As Plumlee continued to consistently connect from down low, it became clear that Turgeon's squad wasn't lacking in strategy or heart, but rather in their personnel. “That's my team,” he stated. “Alex has been hurt so I went with those guys [Pankey and Padgett] and I have all the confidence in the world in those two guys. It was a one-on-one with Plumlee and he was good; give him credit.”

While Maryland was unsuccessful in defending the ball down low, they did hold the sharp-shooting Blue Devils to a season-low 3-of-16 (18.8%) from beyond the arc. Coming into the game, the team was shooting 40.9% from three.

“I thought hustle plays in the second half, fifty-fifty balls and free throws were the difference in the game when it comes right down to it,” said Turgeon. “We made some glaring mistakes defensively during that stretch when we couldn't get stops and hopefully we'll learn from it.”

On an emotional night in which the Comcast Center court was named in honor of legendary coach Gary Williams, the Terps put on quite a show for their fans up until the waning minutes of the game. Yet, for the Terps, Wednesday night was a game of stretches; stretches that they'd rather not suffer through. Three times the Terps went four or more minutes without registering a field goal.

“It's who we are,” said Turgeon, offering an explanation to his team's offensive woes. “We're a young team, we're inexperienced and we just made mental errors. We don't make free throws. You wanna say it's an offensive problem but I think it's everything.”

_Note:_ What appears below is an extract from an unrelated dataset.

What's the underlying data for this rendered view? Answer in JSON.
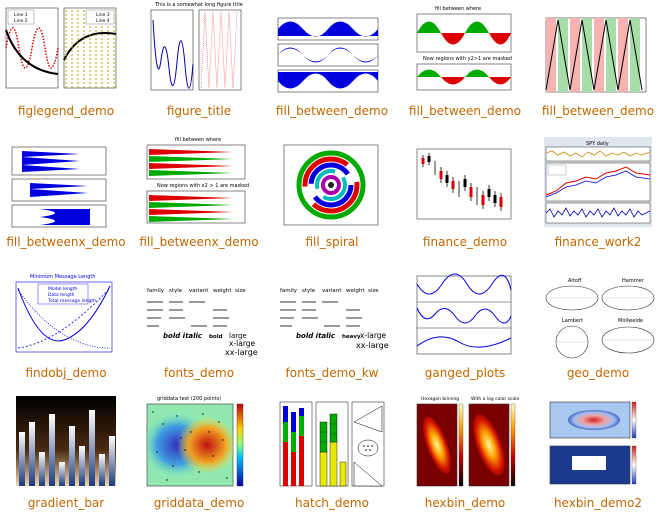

Turgeon made a point to laud the Duke defensive effort on the Terps' leading scorer, sophomore guard Terrell Stoglin, who despite notching 16 points on 7-of-14 shooting, was never really able to get in a groove with his shot. Guard Pe'Shon Howard chipped in with 10 points and six rebounds.

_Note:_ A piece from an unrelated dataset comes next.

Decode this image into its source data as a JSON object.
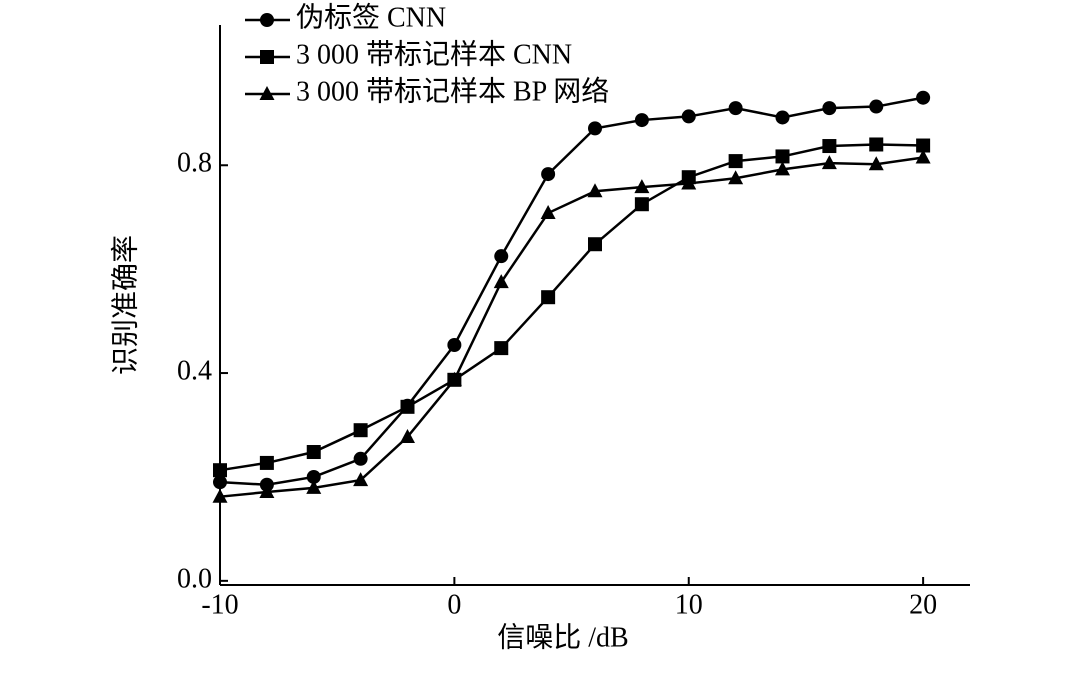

“It all depends on what team shows up for us,” said Mosley. “Are we going to play hard for 40 minutes or not? At this level, if you want to win, you have to.”

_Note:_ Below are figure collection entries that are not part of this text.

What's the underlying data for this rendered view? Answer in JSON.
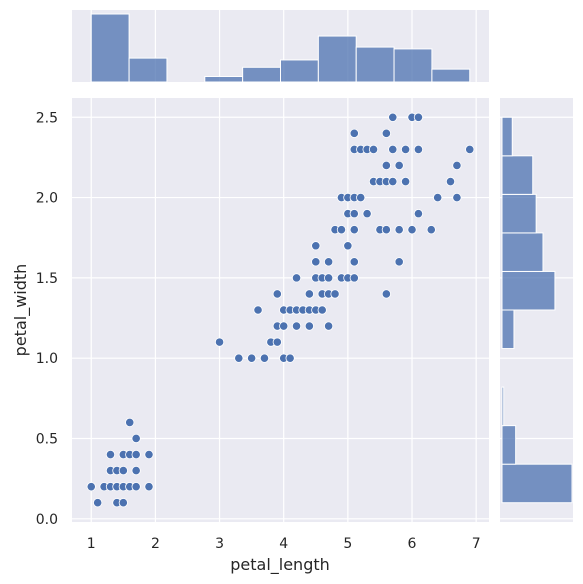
{
  "chart_data": {
    "type": "scatter",
    "subtype": "jointplot",
    "title": "",
    "xlabel": "petal_length",
    "ylabel": "petal_width",
    "xlim": [
      0.7,
      7.2
    ],
    "ylim": [
      -0.02,
      2.62
    ],
    "xticks": [
      1,
      2,
      3,
      4,
      5,
      6,
      7
    ],
    "yticks": [
      0.0,
      0.5,
      1.0,
      1.5,
      2.0,
      2.5
    ],
    "xtick_labels": [
      "1",
      "2",
      "3",
      "4",
      "5",
      "6",
      "7"
    ],
    "ytick_labels": [
      "0.0",
      "0.5",
      "1.0",
      "1.5",
      "2.0",
      "2.5"
    ],
    "grid": true,
    "colors": {
      "background": "#eaeaf2",
      "grid": "#ffffff",
      "marker": "#4c72b0",
      "marker_edge": "#ffffff",
      "hist": "#4c72b0",
      "text": "#262626"
    },
    "points": [
      [
        1.0,
        0.2
      ],
      [
        1.1,
        0.1
      ],
      [
        1.2,
        0.2
      ],
      [
        1.3,
        0.2
      ],
      [
        1.3,
        0.3
      ],
      [
        1.3,
        0.4
      ],
      [
        1.4,
        0.1
      ],
      [
        1.4,
        0.2
      ],
      [
        1.4,
        0.3
      ],
      [
        1.5,
        0.1
      ],
      [
        1.5,
        0.2
      ],
      [
        1.5,
        0.3
      ],
      [
        1.5,
        0.4
      ],
      [
        1.6,
        0.2
      ],
      [
        1.6,
        0.4
      ],
      [
        1.6,
        0.6
      ],
      [
        1.7,
        0.2
      ],
      [
        1.7,
        0.3
      ],
      [
        1.7,
        0.4
      ],
      [
        1.7,
        0.5
      ],
      [
        1.9,
        0.2
      ],
      [
        1.9,
        0.4
      ],
      [
        3.0,
        1.1
      ],
      [
        3.3,
        1.0
      ],
      [
        3.5,
        1.0
      ],
      [
        3.6,
        1.3
      ],
      [
        3.7,
        1.0
      ],
      [
        3.8,
        1.1
      ],
      [
        3.9,
        1.1
      ],
      [
        3.9,
        1.2
      ],
      [
        3.9,
        1.4
      ],
      [
        4.0,
        1.0
      ],
      [
        4.0,
        1.2
      ],
      [
        4.0,
        1.3
      ],
      [
        4.1,
        1.0
      ],
      [
        4.1,
        1.3
      ],
      [
        4.2,
        1.2
      ],
      [
        4.2,
        1.3
      ],
      [
        4.2,
        1.5
      ],
      [
        4.3,
        1.3
      ],
      [
        4.4,
        1.2
      ],
      [
        4.4,
        1.3
      ],
      [
        4.4,
        1.4
      ],
      [
        4.5,
        1.3
      ],
      [
        4.5,
        1.5
      ],
      [
        4.5,
        1.6
      ],
      [
        4.5,
        1.7
      ],
      [
        4.6,
        1.3
      ],
      [
        4.6,
        1.4
      ],
      [
        4.6,
        1.5
      ],
      [
        4.7,
        1.2
      ],
      [
        4.7,
        1.4
      ],
      [
        4.7,
        1.5
      ],
      [
        4.7,
        1.6
      ],
      [
        4.8,
        1.4
      ],
      [
        4.8,
        1.8
      ],
      [
        4.9,
        1.5
      ],
      [
        4.9,
        1.8
      ],
      [
        4.9,
        2.0
      ],
      [
        5.0,
        1.5
      ],
      [
        5.0,
        1.7
      ],
      [
        5.0,
        1.9
      ],
      [
        5.0,
        2.0
      ],
      [
        5.1,
        1.5
      ],
      [
        5.1,
        1.6
      ],
      [
        5.1,
        1.8
      ],
      [
        5.1,
        1.9
      ],
      [
        5.1,
        2.0
      ],
      [
        5.1,
        2.3
      ],
      [
        5.1,
        2.4
      ],
      [
        5.2,
        2.0
      ],
      [
        5.2,
        2.3
      ],
      [
        5.3,
        1.9
      ],
      [
        5.3,
        2.3
      ],
      [
        5.4,
        2.1
      ],
      [
        5.4,
        2.3
      ],
      [
        5.5,
        1.8
      ],
      [
        5.5,
        2.1
      ],
      [
        5.6,
        1.4
      ],
      [
        5.6,
        1.8
      ],
      [
        5.6,
        2.1
      ],
      [
        5.6,
        2.2
      ],
      [
        5.6,
        2.4
      ],
      [
        5.7,
        2.1
      ],
      [
        5.7,
        2.3
      ],
      [
        5.7,
        2.5
      ],
      [
        5.8,
        1.6
      ],
      [
        5.8,
        1.8
      ],
      [
        5.8,
        2.2
      ],
      [
        5.9,
        2.1
      ],
      [
        5.9,
        2.3
      ],
      [
        6.0,
        1.8
      ],
      [
        6.0,
        2.5
      ],
      [
        6.1,
        1.9
      ],
      [
        6.1,
        2.3
      ],
      [
        6.1,
        2.5
      ],
      [
        6.3,
        1.8
      ],
      [
        6.4,
        2.0
      ],
      [
        6.6,
        2.1
      ],
      [
        6.7,
        2.0
      ],
      [
        6.7,
        2.2
      ],
      [
        6.9,
        2.3
      ]
    ],
    "marginal_x": {
      "bin_edges": [
        1.0,
        1.59,
        2.18,
        2.77,
        3.36,
        3.95,
        4.54,
        5.13,
        5.72,
        6.31,
        6.9
      ],
      "counts": [
        37,
        13,
        0,
        3,
        8,
        12,
        25,
        19,
        18,
        7
      ]
    },
    "marginal_y": {
      "bin_edges": [
        0.1,
        0.34,
        0.58,
        0.82,
        1.06,
        1.3,
        1.54,
        1.78,
        2.02,
        2.26,
        2.5
      ],
      "counts": [
        41,
        8,
        1,
        0,
        7,
        31,
        24,
        20,
        18,
        6
      ]
    }
  }
}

Despite losing a game that was within reach multiple times, the first-year coach, who is insistent that he doesn't think in terms of wins and losses, found a great deal of encouragement in his team's performance. “We followed the game plan a lot better,” said Turgeon. “Defensively, we're growing up. We didn't win the game but we hung around until about the three minute mark against a pretty good team.”

“We want to get better but we want to make sure we get the wins at the same time,” said Pe'Shon Howard. “We just have to make sure that we put ourselves in the right position to keep improving from where we are now.”

One of the areas in which the Terps are in need of desperate improvement is at the free throw line, where they shot an abysmal 11-for-21 (52.4%) Wednesday.

For what many would call the first “big game” for much of this young Terrapins team, the performance was more than encouraging and at times, as some would venture to say it was “fun to watch”. As a matter of fact, Wednesday also turned out to be what Mark Turgeon had envisioned when he took the position last May, sans the loss. “That was great,” he said of the atmosphere. “It made a huge difference for us … I can't wait until we get to the point where we get our program where I know we are going to get it; where we are selling every game out, not just Duke and North Carolina.”

Despite the loss on an emotional night in College Park, there was a sense of impressiveness surrounding the team that has come leaps and bounds from their tumultuous offseason. “We have the potential of being a very good team,” said freshman forward Ashton Pankey, who had eight points and a team-high eight boards. “We've got to come together as a collective effort and find a way to win these close games.”

But as Pe'Shon Howard was quick to point out, all talk of “encouraging” and “potential” aside, the Terps are still in growing need of a tournament-caliber performance, as they currently are riding a three game losing streak. “It means something when you turn around and win,” said Howard. “Staying close to three or four doesn't get you into the tournament. That's all that matters.”